Erma Vizenor, Alumni Leading Our Community

Erma Vizenor

Chairwoman, White Earth Nation | Elementary Education, General Education & Educational Administration

"If you want to be successful in life and accomplish the goals you set for yourself, be prepared. Be prepared the best possible way you can."

Watch what Erma has to say about being a good leader.

How well did MSUM prepare you for your leadership role?

I started at MSUM in 1968 when Moorhead started a minority recruitment program called Project Equality. I gave myself one quarter to make it. At the end of the first quarter I had two Cs and two Bs. The next quarter I was on the dean’s list and stayed on the dean’s list until I graduated. I had many wonderful professors, instructors and support staff. So MSU prepared me very well academically.

What advice do you give someone preparing for a job interview?

Examine yourself. Ask yourself if you fit into this place. Will you be satisfied here? Will you contribute all of your gifts and talents and strengths here? And whenever you talk to people, be positive. Always be positive.

How do you cultivate an environment where people feel free to contribute their ideas?

What everyone looks for in this world is to be treated fairly and to know there is a system of justice. So I am a policy person. I believe in good, fair policies; not that those policies are engraved in stone because in changing times we have to examine them. But I believe good policies should be followed.

What challenges do you face as a leader?

Times change and economics change. So I deal with an ever-changing environment and pick and choose my battles every day. If I took everything on I’d crash and burn. So it’s setting priorities and persevering. When I was in a reform movement for five years on this reservation, at one time we were down to three people. Did I give up? No. Persevere.

What are your goals as tribal leader?

Erma has been on the reservation almost her entire educational career. She has two post-graduate degrees in administration and she has been an administrator in tribal government for 17 years. The following are her goals (and the personal vows she made to herself) as tribal leader.

  1. Create an environment of stability
  2. Build structures (infrastructure) the tribe can be proud of
  3. Heal the tribe – physically, socially and spiritually
  4. Work hard – be the highest principled, most honest and fair leader this tribe has ever known

How do you encourage the tribe to embrace economic development?
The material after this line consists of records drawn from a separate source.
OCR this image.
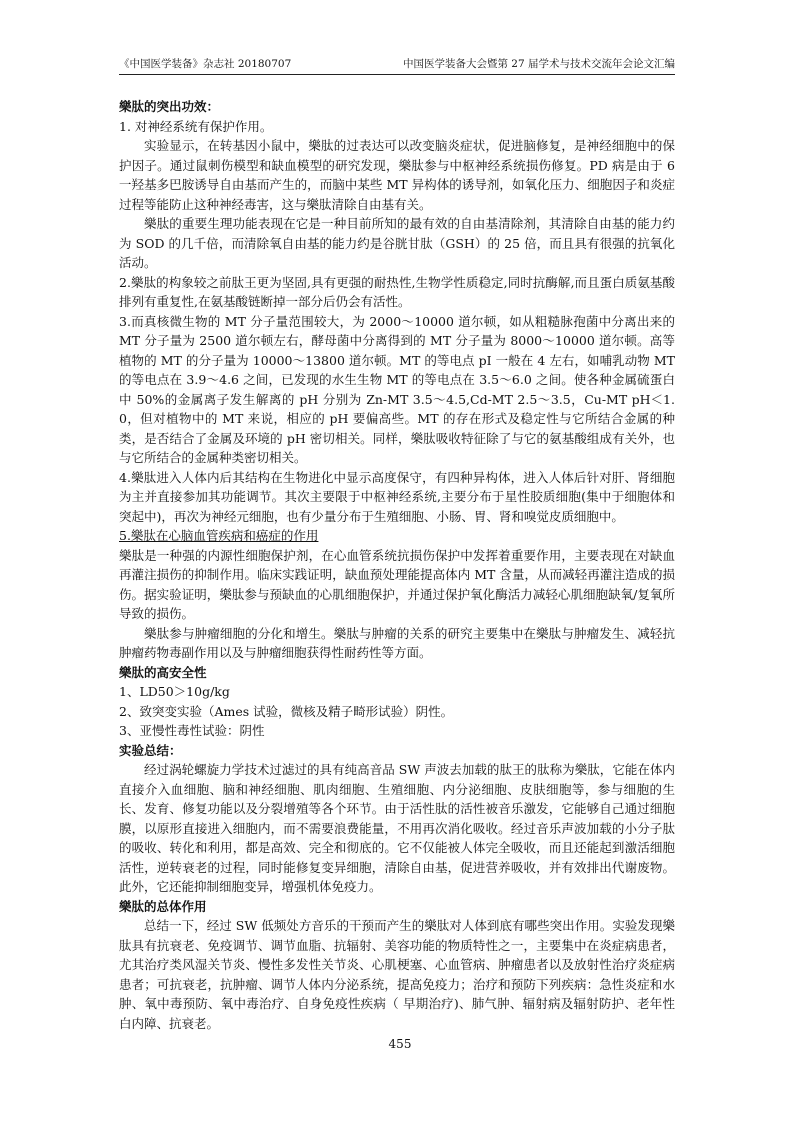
《中国医学装备》杂志社 20180707	中国医学装备大会暨第 27 届学术与技术交流年会论文汇编

樂肽的突出功效：

1. 对神经系统有保护作用。

实验显示，在转基因小鼠中，樂肽的过表达可以改变脑炎症状，促进脑修复，是神经细胞中的保护因子。通过鼠刺伤模型和缺血模型的研究发现，樂肽参与中枢神经系统损伤修复。PD 病是由于 6 一羟基多巴胺诱导自由基而产生的，而脑中某些 MT 异构体的诱导剂，如氧化压力、细胞因子和炎症过程等能防止这种神经毒害，这与樂肽清除自由基有关。

樂肽的重要生理功能表现在它是一种目前所知的最有效的自由基清除剂，其清除自由基的能力约为 SOD 的几千倍，而清除氧自由基的能力约是谷胱甘肽（GSH）的 25 倍，而且具有很强的抗氧化活动。

2.樂肽的构象较之前肽王更为坚固,具有更强的耐热性,生物学性质稳定,同时抗酶解,而且蛋白质氨基酸排列有重复性,在氨基酸链断掉一部分后仍会有活性。

3.而真核微生物的 MT 分子量范围较大，为 2000～10000 道尔顿，如从粗糙脉孢菌中分离出来的 MT 分子量为 2500 道尔顿左右，酵母菌中分离得到的 MT 分子量为 8000～10000 道尔顿。高等植物的 MT 的分子量为 10000～13800 道尔顿。MT 的等电点 pI 一般在 4 左右，如哺乳动物 MT 的等电点在 3.9～4.6 之间，已发现的水生生物 MT 的等电点在 3.5～6.0 之间。使各种金属硫蛋白中 50%的金属离子发生解离的 pH 分别为 Zn-MT 3.5～4.5,Cd-MT 2.5～3.5，Cu-MT pH＜1.0，但对植物中的 MT 来说，相应的 pH 要偏高些。MT 的存在形式及稳定性与它所结合金属的种类，是否结合了金属及环境的 pH 密切相关。同样，樂肽吸收特征除了与它的氨基酸组成有关外，也与它所结合的金属种类密切相关。

4.樂肽进入人体内后其结构在生物进化中显示高度保守，有四种异构体，进入人体后针对肝、肾细胞为主并直接参加其功能调节。其次主要限于中枢神经系统,主要分布于星性胶质细胞(集中于细胞体和突起中)，再次为神经元细胞，也有少量分布于生殖细胞、小肠、胃、肾和嗅觉皮质细胞中。

5.樂肽在心脑血管疾病和癌症的作用

樂肽是一种强的内源性细胞保护剂，在心血管系统抗损伤保护中发挥着重要作用，主要表现在对缺血再灌注损伤的抑制作用。临床实践证明，缺血预处理能提高体内 MT 含量，从而减轻再灌注造成的损伤。据实验证明，樂肽参与预缺血的心肌细胞保护，并通过保护氧化酶活力减轻心肌细胞缺氧/复氧所导致的损伤。

樂肽参与肿瘤细胞的分化和增生。樂肽与肿瘤的关系的研究主要集中在樂肽与肿瘤发生、减轻抗肿瘤药物毒副作用以及与肿瘤细胞获得性耐药性等方面。

樂肽的高安全性

1、LD50＞10g/kg

2、致突变实验（Ames 试验，微核及精子畸形试验）阴性。

3、亚慢性毒性试验：阴性

实验总结：

经过涡轮螺旋力学技术过滤过的具有纯高音品 SW 声波去加载的肽王的肽称为樂肽，它能在体内直接介入血细胞、脑和神经细胞、肌肉细胞、生殖细胞、内分泌细胞、皮肤细胞等，参与细胞的生长、发育、修复功能以及分裂增殖等各个环节。由于活性肽的活性被音乐激发，它能够自己通过细胞膜，以原形直接进入细胞内，而不需要浪费能量，不用再次消化吸收。经过音乐声波加载的小分子肽的吸收、转化和利用，都是高效、完全和彻底的。它不仅能被人体完全吸收，而且还能起到激活细胞活性，逆转衰老的过程，同时能修复变异细胞，清除自由基，促进营养吸收，并有效排出代谢废物。此外，它还能抑制细胞变异，增强机体免疫力。

樂肽的总体作用

总结一下，经过 SW 低频处方音乐的干预而产生的樂肽对人体到底有哪些突出作用。实验发现樂肽具有抗衰老、免疫调节、调节血脂、抗辐射、美容功能的物质特性之一，主要集中在炎症病患者，尤其治疗类风湿关节炎、慢性多发性关节炎、心肌梗塞、心血管病、肿瘤患者以及放射性治疗炎症病患者；可抗衰老，抗肿瘤、调节人体内分泌系统，提高免疫力；治疗和预防下列疾病：急性炎症和水肿、氧中毒预防、氧中毒治疗、自身免疫性疾病（ 早期治疗)、肺气肿、辐射病及辐射防护、老年性白内障、抗衰老。

455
The foundation to economic development is education. You have to have a trained workforce. I know of very few jobs and careers that have any promise without at least a high school diploma. In my recent state of the nation address, I said White Earth has had a relationship with Minnesota State University for over 30 years, and during those 30 years White Earth and MSUM have graduated more than 300 American Indians with bachelors and masters degrees. So education is important.